Pursuing pleasure can be contrary to pursuing truth,  but I think I have never been more genuine than when I held onto what felt right and what felt good as my end goal, when I stopped being afraid of what I truly wanted. I found my religion this way, I found my friends this way, my hobbies, my passions – holding on with clenched fists to the things that give me joy and refusing to let go… doing things that I know would bring me joy even if they scared me at the moment of my decision.
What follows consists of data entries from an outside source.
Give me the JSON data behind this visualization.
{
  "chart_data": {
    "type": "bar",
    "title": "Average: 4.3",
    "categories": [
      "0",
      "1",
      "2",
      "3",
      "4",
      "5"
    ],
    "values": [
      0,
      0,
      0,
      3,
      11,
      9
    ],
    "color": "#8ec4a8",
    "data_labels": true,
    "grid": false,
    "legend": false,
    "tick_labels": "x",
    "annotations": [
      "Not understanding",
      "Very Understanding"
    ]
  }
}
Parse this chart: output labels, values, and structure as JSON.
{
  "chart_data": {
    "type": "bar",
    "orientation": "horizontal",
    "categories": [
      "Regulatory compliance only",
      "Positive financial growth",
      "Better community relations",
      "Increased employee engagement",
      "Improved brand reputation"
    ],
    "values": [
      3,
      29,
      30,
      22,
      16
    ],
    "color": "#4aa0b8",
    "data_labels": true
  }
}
What if I had written in my bucket list: get into Oxford, publish a book, meet the Prime Minister? Would I have done more with my life, or just felt like I had done a lot less? Maybe a mix of this is the truth I’m pursuing: that my pursuits should not be oriented on pleasure but they should never be contrary to it. 


I return, as usual, to my favourite poet Mary Oliver when seeking life advice. She writes, let the soft animal of your body / love what it loves. This peace of acceptance, of desire – I believe it has served me much better than trying to crush the writhing body of want within me, the burgeoning hedonism that I believe lives in most of us. Isn’t it sad, and contrary to the purpose of life, to quell this want? What drives us in the things that we love most if not desire, if not want, if not self-indulgence? 


I will never be twenty again, I get to say goodbye and thank God for that gentle mercy. I have learned over and over again, and I will continue to, possibly for the rest of my life. I will try my best to hang onto the things that give me joy, pleasure and peace – this is the best lesson I can come up with to take with me to twenty-one. It has gotten me this far.